We have also switched to setting up Wendelin in a "cluster mode". Instead of initially running on a single node, Wendelin can now be setup on a cluster of Zope nodes (the smallest cluster just having a single node), allowing parallel code execution through activities (this is one of the features provided and managed by ERP5 sitting under Wendelin).

Finally, some work has gone into improving the wendelin-standalone script that installs all components required in a VM. The VM has also been switched to setup with auto-restart enabled, so that a reboot also updates all components to their latest versions. All efforts here are going into providing easy to use tools for someone to evaluate, test and develop on Wendelin.

Try yourself

If you want to try your hands at Wendelin, the website now has a Developer Documentation which includes a detailed Installation Guide along with instructions for configuration instructions. There is also a sample Jupyter demo showing how to work with Juypter on Wendelin.

A look ahead

Two major topics are scheduled for Wendelin 0.6.

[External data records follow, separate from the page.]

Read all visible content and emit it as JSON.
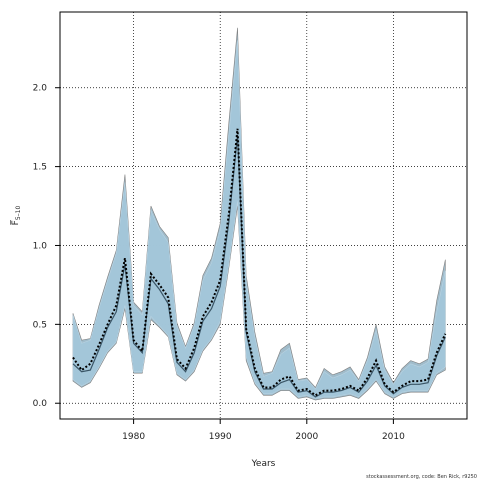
{
  "chart_data": {
    "type": "area",
    "xlabel": "Years",
    "ylabel": "F̅",
    "ylabel_subscript": "5–10",
    "xlim": [
      1971.5,
      2018.5
    ],
    "ylim": [
      -0.1,
      2.48
    ],
    "xticks": [
      1980,
      1990,
      2000,
      2010
    ],
    "yticks": [
      0.0,
      0.5,
      1.0,
      1.5,
      2.0
    ],
    "ytick_labels": [
      "0.0",
      "0.5",
      "1.0",
      "1.5",
      "2.0"
    ],
    "grid": true,
    "colors": {
      "band_outer": "#9bb8c8",
      "band_inner": "#a3c6da",
      "band_edge": "#808080",
      "median": "#000000",
      "grid": "#000000"
    },
    "x": [
      1973,
      1974,
      1975,
      1976,
      1977,
      1978,
      1979,
      1980,
      1981,
      1982,
      1983,
      1984,
      1985,
      1986,
      1987,
      1988,
      1989,
      1990,
      1991,
      1992,
      1993,
      1994,
      1995,
      1996,
      1997,
      1998,
      1999,
      2000,
      2001,
      2002,
      2003,
      2004,
      2005,
      2006,
      2007,
      2008,
      2009,
      2010,
      2011,
      2012,
      2013,
      2014,
      2015,
      2016
    ],
    "series": [
      {
        "values": [
          0.29,
          0.21,
          0.25,
          0.37,
          0.5,
          0.62,
          0.92,
          0.4,
          0.33,
          0.82,
          0.75,
          0.67,
          0.28,
          0.22,
          0.35,
          0.55,
          0.64,
          0.78,
          1.2,
          1.74,
          0.47,
          0.22,
          0.1,
          0.1,
          0.15,
          0.17,
          0.08,
          0.09,
          0.05,
          0.08,
          0.08,
          0.09,
          0.11,
          0.08,
          0.16,
          0.27,
          0.12,
          0.07,
          0.11,
          0.14,
          0.14,
          0.15,
          0.32,
          0.44
        ]
      },
      {
        "values": [
          0.25,
          0.2,
          0.21,
          0.34,
          0.48,
          0.58,
          0.88,
          0.38,
          0.32,
          0.79,
          0.72,
          0.63,
          0.26,
          0.2,
          0.32,
          0.52,
          0.6,
          0.74,
          1.15,
          1.7,
          0.45,
          0.2,
          0.09,
          0.09,
          0.13,
          0.15,
          0.07,
          0.08,
          0.04,
          0.07,
          0.07,
          0.08,
          0.1,
          0.07,
          0.14,
          0.24,
          0.11,
          0.06,
          0.1,
          0.12,
          0.12,
          0.13,
          0.3,
          0.42
        ]
      },
      {
        "values": [
          0.57,
          0.4,
          0.41,
          0.62,
          0.8,
          0.97,
          1.45,
          0.64,
          0.58,
          1.25,
          1.12,
          1.05,
          0.51,
          0.36,
          0.51,
          0.81,
          0.92,
          1.14,
          1.78,
          2.38,
          0.81,
          0.45,
          0.19,
          0.2,
          0.34,
          0.38,
          0.15,
          0.16,
          0.1,
          0.22,
          0.18,
          0.2,
          0.23,
          0.15,
          0.29,
          0.5,
          0.23,
          0.13,
          0.22,
          0.27,
          0.25,
          0.28,
          0.65,
          0.91
        ]
      },
      {
        "values": [
          0.14,
          0.1,
          0.13,
          0.22,
          0.32,
          0.38,
          0.6,
          0.19,
          0.19,
          0.53,
          0.48,
          0.42,
          0.18,
          0.14,
          0.2,
          0.33,
          0.4,
          0.5,
          0.86,
          1.25,
          0.27,
          0.12,
          0.05,
          0.05,
          0.08,
          0.08,
          0.03,
          0.04,
          0.02,
          0.03,
          0.03,
          0.04,
          0.05,
          0.03,
          0.08,
          0.14,
          0.06,
          0.03,
          0.06,
          0.07,
          0.07,
          0.07,
          0.18,
          0.21
        ]
      },
      {
        "values": [
          0.56,
          0.38,
          0.4,
          0.6,
          0.78,
          0.95,
          1.4,
          0.62,
          0.56,
          1.22,
          1.1,
          1.02,
          0.49,
          0.35,
          0.49,
          0.78,
          0.89,
          1.1,
          1.7,
          2.3,
          0.77,
          0.42,
          0.17,
          0.19,
          0.31,
          0.35,
          0.14,
          0.15,
          0.09,
          0.2,
          0.16,
          0.18,
          0.21,
          0.14,
          0.27,
          0.46,
          0.21,
          0.12,
          0.2,
          0.25,
          0.23,
          0.26,
          0.58,
          0.84
        ]
      },
      {
        "values": [
          0.15,
          0.11,
          0.14,
          0.23,
          0.33,
          0.39,
          0.62,
          0.2,
          0.2,
          0.55,
          0.49,
          0.43,
          0.19,
          0.15,
          0.21,
          0.34,
          0.41,
          0.52,
          0.88,
          1.28,
          0.29,
          0.13,
          0.06,
          0.06,
          0.09,
          0.09,
          0.04,
          0.05,
          0.03,
          0.04,
          0.04,
          0.05,
          0.06,
          0.04,
          0.09,
          0.15,
          0.07,
          0.04,
          0.07,
          0.08,
          0.08,
          0.08,
          0.19,
          0.23
        ]
      }
    ]
  },
  "footer": "stockassessment.org, code: Ben Rick, r9250"
}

  • We will provide means to track data ingestion and status of analytics being run. This will include finding a way to describe what data is being ingested, for example by adding a sensor/data source description and using Data Supply to mimic real examples. This will most likely be handled using a variation of ERP5 business processes along with trade_state.
  • We will wrap up Wendelin.Core version 1 and move on version 2, which means implementation on the file system for speed and simplicity. This will take quite a bit of time so don't expect to see Wendelin 0.6 before a couple of months. The new release will then also include a performance comparison showing how Wendelin.Core 0.6 is superior to 0.5.
  • On the sideline we will also work on SlapOS to provide containerization as it seems like this way of doing things seems to be moving from bandwagon to becoming a standard process which should also be available through SlapOS.